First, anyone with any intelligence reads Cherniak not for substance but more in the way many watch a Nascar race; that is, secretly waiting for the inevitable car crash. And Cherniak always delivers. Whether its ridiculous gaffes, inane arguments, or malicious assaults on a person's character, Cherniak delivers. Still, it's especially fun watching him spin out during election campaigns. Sad part is, Cherniak probably believes he is "as influential as the mainstream media", when in fact, what he does share with mainstream media is that he too is purely a shill. In this case, a shill for the Liberal Party, just as are the Toronto Star and, regrettably, the CBC. Sadly, there is no critical, progressive, left mainstream media in this country and I believe Canadians suffer for it.
Anyways, as the only Ontarian that has somehow connected with Stephane Dion (oops I forgot Gerard Kennedy, but we all know Kennedy's support for Dion was purely based on opportunism and best positioning himself for a future run at the leadership following Dion's foreseeable failure), Cherniak must be especially vested in this campaign. Otherwise, why would he do something that's new, even for the shameless Liberal that he is, and simply start making stuff up? I mean we're used to disingenuous misreading, spin, but not complete invention. From this post we read:
This morning, Jack Layton changed his entire campaign and admitted that Stéphane Dion would be the next prime minister in a coalition government. His only argument is now that it should be a coalition with the NDP.Cherniak was asked in his comments section to provide proof for this unbelievable assertion. And, of course none was forthcoming because he wished it into existence. In fact, if anyone has conceded this race it has been the Liberal Party of Canada. Note how the fear mongering has changed from we must stop the Harper Conservatives to we must stop a Harper Conservative majority. Any why are Canadians now facing an inexorable return to government by Harper's Conservatives? Because the Liberals have been too busy pursuing selfish opportunistic politics, backstabbing one another, bungling decision after decision, unable to unite and take on the Conservatives.

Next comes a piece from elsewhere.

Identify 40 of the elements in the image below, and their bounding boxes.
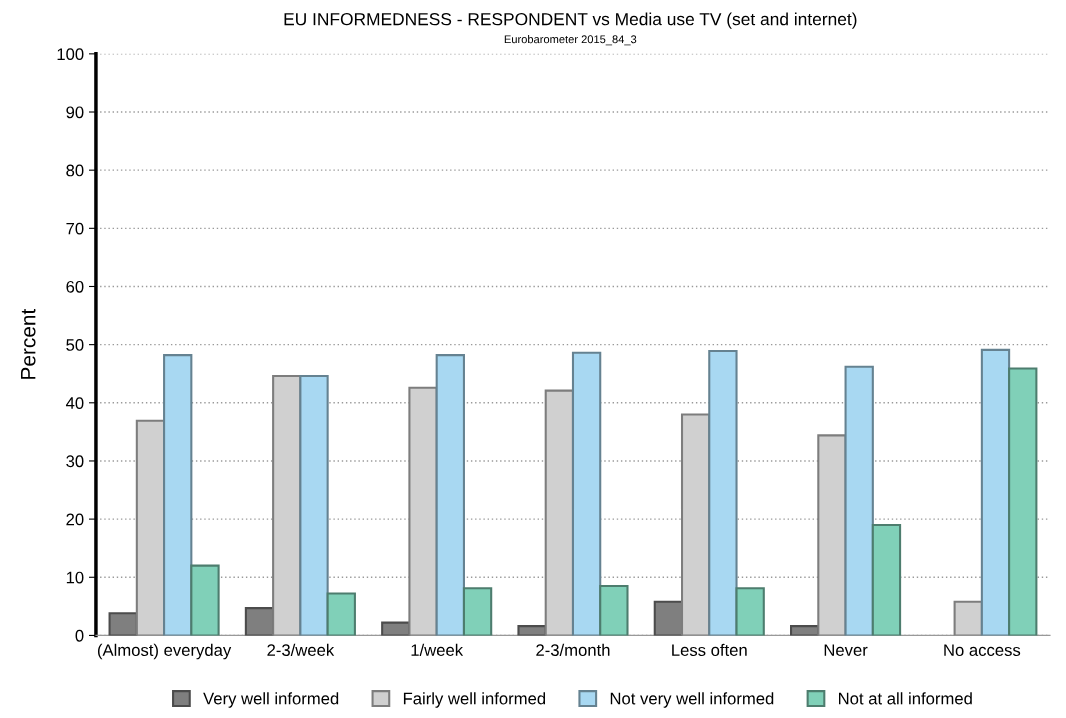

The Liberals were dismal as the Official opposition. In fact, they were absent as an opposition. They allowed Harper to dictate the agenda in parliament and the timing of the election. And most critically they (i.e. Gerard Kennedy) chose the absolute worst leader to position themselves to challenge the Conservatives the next time around. A meek, mild, seemingly neurotic and anxious leader, unable to rein in his caucus, who seems detached and academic, who is resoundingly despised in Quebec, who can't connect and communicate with Ontarians. Might as well have handed the victory to Harper the moment the writ was dropped. Thanks for nothing LPC. And you have the gall to ask me to reward you with my vote. The best that can come out of this now is that the NDP gain as many seats as possible so that we don't end up with a strong and active Official opposition. And, perhaps Canadians will begin to see the desperate need for electoral reform. The NDP and the Greens already have!
One last thing. On the subject of the costing the Liberal Platform, I thought readers might want to read the reaction of The Progressive Economics Forum (The PEF brings together over 125 progressive economists, working in universities, the labour movement, and activist research organizations). According to Andrew Jackson of the PEF:
I stand by my earlier argument that they [the Liberals] can’t balance the Budget, deeply cut corporate taxes, oppose new taxes (outside the internally consistent green shift package) AND make major new spending promises outside the green shift - all in the context of a slumping economy.
The costing here is dubious at best.
We get four year spending and tax reduction totals with little or no detail on timing. No adjustment is really made for slowing growth and rising unemployment.
Clearly a lot of the good new stuff outside the green shift is shunted off to the future. As a key case in point, last week the Liberals promised to bring in a $1.25 Billion per year national child care program. Today, that program is costed at $1.5 Billion over 4 years. That’s a slow phase in, to say the least. Another case in point is municipal infrastructure spending, which barely increases over the status quo for the next four years.
We get a modest dose of Reaganomics and supply-side tax cut magic. Cutting the tax rate on income trusts will supposedly raise $1 Billion in new revenues.
The Liberals actually raise the ante on balanced budgets, promising Martin era determination to run surpluses to pay down debt. They promise to restore the $3 Billion Contingency Reserve - to my mind implying spending cuts “come hell or high water” even if we go into recession.
That’s bad enough, What is worse is that their fiscal plan depends on unspecificed cuts of $12 Billion over 4 years - a not inconsiderable sum after continuing rounds of “program review.”
Peggy Nash also responded:
“Mr. Dion wants to keep in place every penny of Stephen Harper’s corporate tax giveaway and even cut deeper. It’s not credible to cut corporate taxes deeper than Stephen Harper and still keep commitments to new spending.
Despite releasing his platform, Mr. Dion still doesn’t have targets to reduce greenhouse gases, still has no plan to train more doctors and still doesn’t have a plan to stop the gouging of average consumers.
If this platform was supposed to be the channel changer for Stéphane Dion, it looks like the batteries just fell out of his remote.”